Ricostruite società longobarde tra Italia e Ungheria grazie al Dna

Foto di archivio (Getty Images)
1' di lettura

L’analisi dei resti rinvenuti tra Collegno e il suolo ungherese mostra una struttura sociale con mescolanza di diversi gruppi europei e tradizioni funerarie ben definite 

L’analisi genetica continua a confermarsi un mezzo cruciale per tracciare profili sempre più precisi delle popolazioni che abitavano la Terra in passato. A partire dai resti di numerosi individui distribuiti tra due cimiteri in Italia e Ungheria è stato infatti possibile, grazie al loro Dna, ottenere preziose informazioni riguardanti le società longobarde che abitavano in questi territori tra il quinto e il sesto secolo dopo Cristo. La ricerca è stata pubblicata sulla rivista Nature Communications, e ha coinvolto un team internazionale coordinato dalla Stony Brook University di New York, supportato da ricercatori dell’Università di Firenze oltre che da storici, archeologi e genetisti.

Tra Collegno e Szólád

Il dominio dei Longobardi in Italia durò oltre 200 anni, a partire dalla prima invasione avvenuta nel 568. Le informazioni riguardanti la popolazione germanica, e il loro passaggio sul territorio italiano, erano state ottenibili esclusivamente attraverso i resti archeologici. La ricerca è partita proprio da questa base, aggiungendo il supporto decisivo della ricerca genetica. Gli studiosi hanno infatti analizzato il Dna dei resti di 63 individui rinvenuti nel cimitero di Collegno, in provincia di Torino, e in quello ungherese di Szólád, riuscendo a ricostruire la struttura sociale delle famiglie a cui appartenevano.

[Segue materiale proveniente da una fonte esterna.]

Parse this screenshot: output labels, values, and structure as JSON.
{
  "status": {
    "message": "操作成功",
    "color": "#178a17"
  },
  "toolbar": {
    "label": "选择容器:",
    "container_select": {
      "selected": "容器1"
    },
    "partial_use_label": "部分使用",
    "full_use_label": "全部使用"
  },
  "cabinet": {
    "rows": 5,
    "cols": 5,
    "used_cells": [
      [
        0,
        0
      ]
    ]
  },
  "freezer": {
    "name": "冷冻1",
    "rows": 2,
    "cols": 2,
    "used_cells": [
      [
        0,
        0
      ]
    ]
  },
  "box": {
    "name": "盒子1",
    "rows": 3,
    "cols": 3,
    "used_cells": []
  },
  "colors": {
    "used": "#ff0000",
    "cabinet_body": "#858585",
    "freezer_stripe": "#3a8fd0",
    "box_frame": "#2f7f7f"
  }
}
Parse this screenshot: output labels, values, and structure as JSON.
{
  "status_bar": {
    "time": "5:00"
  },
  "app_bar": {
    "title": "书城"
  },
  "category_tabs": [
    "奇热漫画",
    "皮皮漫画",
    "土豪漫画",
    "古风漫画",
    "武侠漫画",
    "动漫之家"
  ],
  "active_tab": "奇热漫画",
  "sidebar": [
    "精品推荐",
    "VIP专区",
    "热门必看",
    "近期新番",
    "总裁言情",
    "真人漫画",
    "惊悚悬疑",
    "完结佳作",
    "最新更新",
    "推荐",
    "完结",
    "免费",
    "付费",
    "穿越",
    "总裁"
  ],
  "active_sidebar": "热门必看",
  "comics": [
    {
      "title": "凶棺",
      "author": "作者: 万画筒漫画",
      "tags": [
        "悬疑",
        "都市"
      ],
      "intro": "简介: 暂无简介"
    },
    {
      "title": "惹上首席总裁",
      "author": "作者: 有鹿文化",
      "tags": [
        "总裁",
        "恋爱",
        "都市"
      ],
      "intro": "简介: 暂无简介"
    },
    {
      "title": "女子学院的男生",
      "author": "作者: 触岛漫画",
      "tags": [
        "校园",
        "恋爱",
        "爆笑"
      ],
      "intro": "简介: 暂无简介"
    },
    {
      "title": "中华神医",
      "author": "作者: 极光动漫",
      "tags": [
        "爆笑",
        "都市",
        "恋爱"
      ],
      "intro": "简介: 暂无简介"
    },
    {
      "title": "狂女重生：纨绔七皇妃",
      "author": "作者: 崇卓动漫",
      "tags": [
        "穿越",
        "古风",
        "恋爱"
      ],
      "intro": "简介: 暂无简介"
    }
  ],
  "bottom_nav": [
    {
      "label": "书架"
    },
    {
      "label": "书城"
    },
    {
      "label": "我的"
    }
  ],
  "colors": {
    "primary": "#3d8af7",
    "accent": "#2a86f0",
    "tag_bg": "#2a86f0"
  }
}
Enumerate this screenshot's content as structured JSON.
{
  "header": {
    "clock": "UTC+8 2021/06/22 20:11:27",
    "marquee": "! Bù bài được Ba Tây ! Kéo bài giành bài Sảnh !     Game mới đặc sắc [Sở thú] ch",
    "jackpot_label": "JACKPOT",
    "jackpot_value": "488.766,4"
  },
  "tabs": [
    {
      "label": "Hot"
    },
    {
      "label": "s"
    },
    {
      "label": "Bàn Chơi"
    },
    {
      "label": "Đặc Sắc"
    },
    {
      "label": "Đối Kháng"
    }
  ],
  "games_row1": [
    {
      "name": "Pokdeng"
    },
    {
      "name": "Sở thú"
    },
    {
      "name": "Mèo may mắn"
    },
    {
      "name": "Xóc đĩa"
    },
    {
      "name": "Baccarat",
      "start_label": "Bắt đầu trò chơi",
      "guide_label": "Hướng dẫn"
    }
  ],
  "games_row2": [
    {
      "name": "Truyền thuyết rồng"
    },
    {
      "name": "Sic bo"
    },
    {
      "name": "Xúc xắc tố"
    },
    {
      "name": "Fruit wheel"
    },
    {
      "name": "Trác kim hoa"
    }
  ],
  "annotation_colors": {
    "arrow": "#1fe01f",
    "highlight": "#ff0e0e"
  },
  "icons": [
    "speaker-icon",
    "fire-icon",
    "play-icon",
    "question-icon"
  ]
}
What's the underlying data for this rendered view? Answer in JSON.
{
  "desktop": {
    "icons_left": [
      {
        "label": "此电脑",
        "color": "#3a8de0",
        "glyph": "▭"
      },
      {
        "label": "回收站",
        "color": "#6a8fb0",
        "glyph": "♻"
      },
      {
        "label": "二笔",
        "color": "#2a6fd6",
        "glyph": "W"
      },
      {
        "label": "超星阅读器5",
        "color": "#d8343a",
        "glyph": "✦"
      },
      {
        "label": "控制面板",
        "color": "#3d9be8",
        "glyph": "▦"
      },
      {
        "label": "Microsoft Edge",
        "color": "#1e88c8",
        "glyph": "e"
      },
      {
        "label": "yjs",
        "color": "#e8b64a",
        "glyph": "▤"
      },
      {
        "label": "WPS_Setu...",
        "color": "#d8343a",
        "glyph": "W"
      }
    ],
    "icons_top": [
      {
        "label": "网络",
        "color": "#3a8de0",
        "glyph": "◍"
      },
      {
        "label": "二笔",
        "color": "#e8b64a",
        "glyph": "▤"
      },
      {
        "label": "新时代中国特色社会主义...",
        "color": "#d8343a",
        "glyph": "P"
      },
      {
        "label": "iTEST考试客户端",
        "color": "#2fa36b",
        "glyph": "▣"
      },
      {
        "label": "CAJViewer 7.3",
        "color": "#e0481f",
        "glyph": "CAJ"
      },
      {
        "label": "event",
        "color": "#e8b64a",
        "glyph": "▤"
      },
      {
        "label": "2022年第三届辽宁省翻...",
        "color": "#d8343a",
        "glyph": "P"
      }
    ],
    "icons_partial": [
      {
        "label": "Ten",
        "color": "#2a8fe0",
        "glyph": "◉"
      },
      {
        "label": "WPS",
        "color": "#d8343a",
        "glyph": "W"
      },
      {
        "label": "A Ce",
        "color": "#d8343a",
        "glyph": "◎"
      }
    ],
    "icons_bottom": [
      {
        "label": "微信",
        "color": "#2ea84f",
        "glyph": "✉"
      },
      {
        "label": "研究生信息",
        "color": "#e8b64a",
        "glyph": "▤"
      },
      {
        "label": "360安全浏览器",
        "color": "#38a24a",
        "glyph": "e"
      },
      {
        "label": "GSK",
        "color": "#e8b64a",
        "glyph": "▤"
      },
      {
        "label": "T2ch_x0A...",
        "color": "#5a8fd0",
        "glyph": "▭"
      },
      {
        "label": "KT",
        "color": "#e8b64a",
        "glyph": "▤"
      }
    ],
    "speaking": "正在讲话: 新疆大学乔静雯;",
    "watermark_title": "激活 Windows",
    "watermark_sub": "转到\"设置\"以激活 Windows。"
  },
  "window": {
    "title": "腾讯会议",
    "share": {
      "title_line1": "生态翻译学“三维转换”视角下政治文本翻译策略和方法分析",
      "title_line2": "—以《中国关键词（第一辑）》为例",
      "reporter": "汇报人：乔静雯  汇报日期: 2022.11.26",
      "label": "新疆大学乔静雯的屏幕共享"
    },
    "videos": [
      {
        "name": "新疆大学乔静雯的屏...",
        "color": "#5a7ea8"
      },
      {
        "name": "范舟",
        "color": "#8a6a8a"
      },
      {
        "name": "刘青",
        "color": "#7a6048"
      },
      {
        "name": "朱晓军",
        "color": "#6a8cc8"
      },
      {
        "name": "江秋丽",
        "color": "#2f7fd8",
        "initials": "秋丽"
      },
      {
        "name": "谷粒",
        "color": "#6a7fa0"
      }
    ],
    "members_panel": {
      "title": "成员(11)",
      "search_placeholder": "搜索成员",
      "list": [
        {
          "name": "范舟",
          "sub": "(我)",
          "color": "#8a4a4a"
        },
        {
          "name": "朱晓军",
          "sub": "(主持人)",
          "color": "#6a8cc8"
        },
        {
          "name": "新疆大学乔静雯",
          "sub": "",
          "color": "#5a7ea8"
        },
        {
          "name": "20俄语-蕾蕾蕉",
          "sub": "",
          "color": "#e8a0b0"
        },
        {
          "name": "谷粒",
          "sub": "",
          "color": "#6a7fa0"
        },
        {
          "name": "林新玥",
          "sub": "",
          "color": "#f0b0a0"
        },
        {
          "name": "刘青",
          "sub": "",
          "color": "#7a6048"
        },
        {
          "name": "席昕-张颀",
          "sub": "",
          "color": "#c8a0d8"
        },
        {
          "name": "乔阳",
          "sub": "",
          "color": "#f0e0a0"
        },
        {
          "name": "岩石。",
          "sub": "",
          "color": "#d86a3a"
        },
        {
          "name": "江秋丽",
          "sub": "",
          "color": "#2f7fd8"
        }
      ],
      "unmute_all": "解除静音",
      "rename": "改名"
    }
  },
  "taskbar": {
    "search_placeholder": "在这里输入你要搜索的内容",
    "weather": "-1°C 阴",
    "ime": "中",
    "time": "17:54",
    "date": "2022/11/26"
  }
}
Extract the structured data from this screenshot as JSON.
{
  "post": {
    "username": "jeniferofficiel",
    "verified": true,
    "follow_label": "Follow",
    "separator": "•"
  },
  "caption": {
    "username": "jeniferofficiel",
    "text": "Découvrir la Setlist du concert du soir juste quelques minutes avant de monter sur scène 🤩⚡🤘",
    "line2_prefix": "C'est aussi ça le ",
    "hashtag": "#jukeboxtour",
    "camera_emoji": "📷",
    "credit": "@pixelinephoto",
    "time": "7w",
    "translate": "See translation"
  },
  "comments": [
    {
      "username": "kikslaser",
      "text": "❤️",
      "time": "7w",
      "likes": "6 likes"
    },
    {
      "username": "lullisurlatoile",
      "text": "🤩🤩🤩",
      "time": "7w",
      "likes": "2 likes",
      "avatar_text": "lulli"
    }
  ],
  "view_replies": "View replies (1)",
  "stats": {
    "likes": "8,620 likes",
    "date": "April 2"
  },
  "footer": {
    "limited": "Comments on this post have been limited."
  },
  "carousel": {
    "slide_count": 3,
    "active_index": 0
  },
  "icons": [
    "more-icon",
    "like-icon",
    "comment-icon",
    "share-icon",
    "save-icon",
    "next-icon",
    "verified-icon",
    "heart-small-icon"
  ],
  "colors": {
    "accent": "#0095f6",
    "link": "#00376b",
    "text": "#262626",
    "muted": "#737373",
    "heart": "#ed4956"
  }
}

Famiglie allargate e antenati nordeuropei

I dati ricavati dalle analisi del Dna hanno permesso ai ricercatori di constatare come entrambi i cimiteri contenessero resti di soggetti appartenenti a una famiglia piuttosto allargata, pur mostrando l’esistenza di due differenti gruppi di antenati. Tuttavia, non mancano le differenze tra i due luoghi presi in considerazione: gli individui rinvenuti a Collegno sarebbero appartenuti a una comunità che si era stabilita sul suolo italiano da diverse generazioni; al contrario, la struttura sociale dei longobardi di Szólád farebbe riferimento a un circolo famigliare di tre generazioni illustri e con la presenza di maschi che avrebbero avuto antenati provenienti dal nord e dal centro Europa. Gli elementi in comune tra i resti dei due diversi siti sarebbero invece delle precise tradizioni funerarie e una mescolanza di gruppi provenienti da più parti del territorio europeo, dalla parte settentrionale, fino a quella meridionale.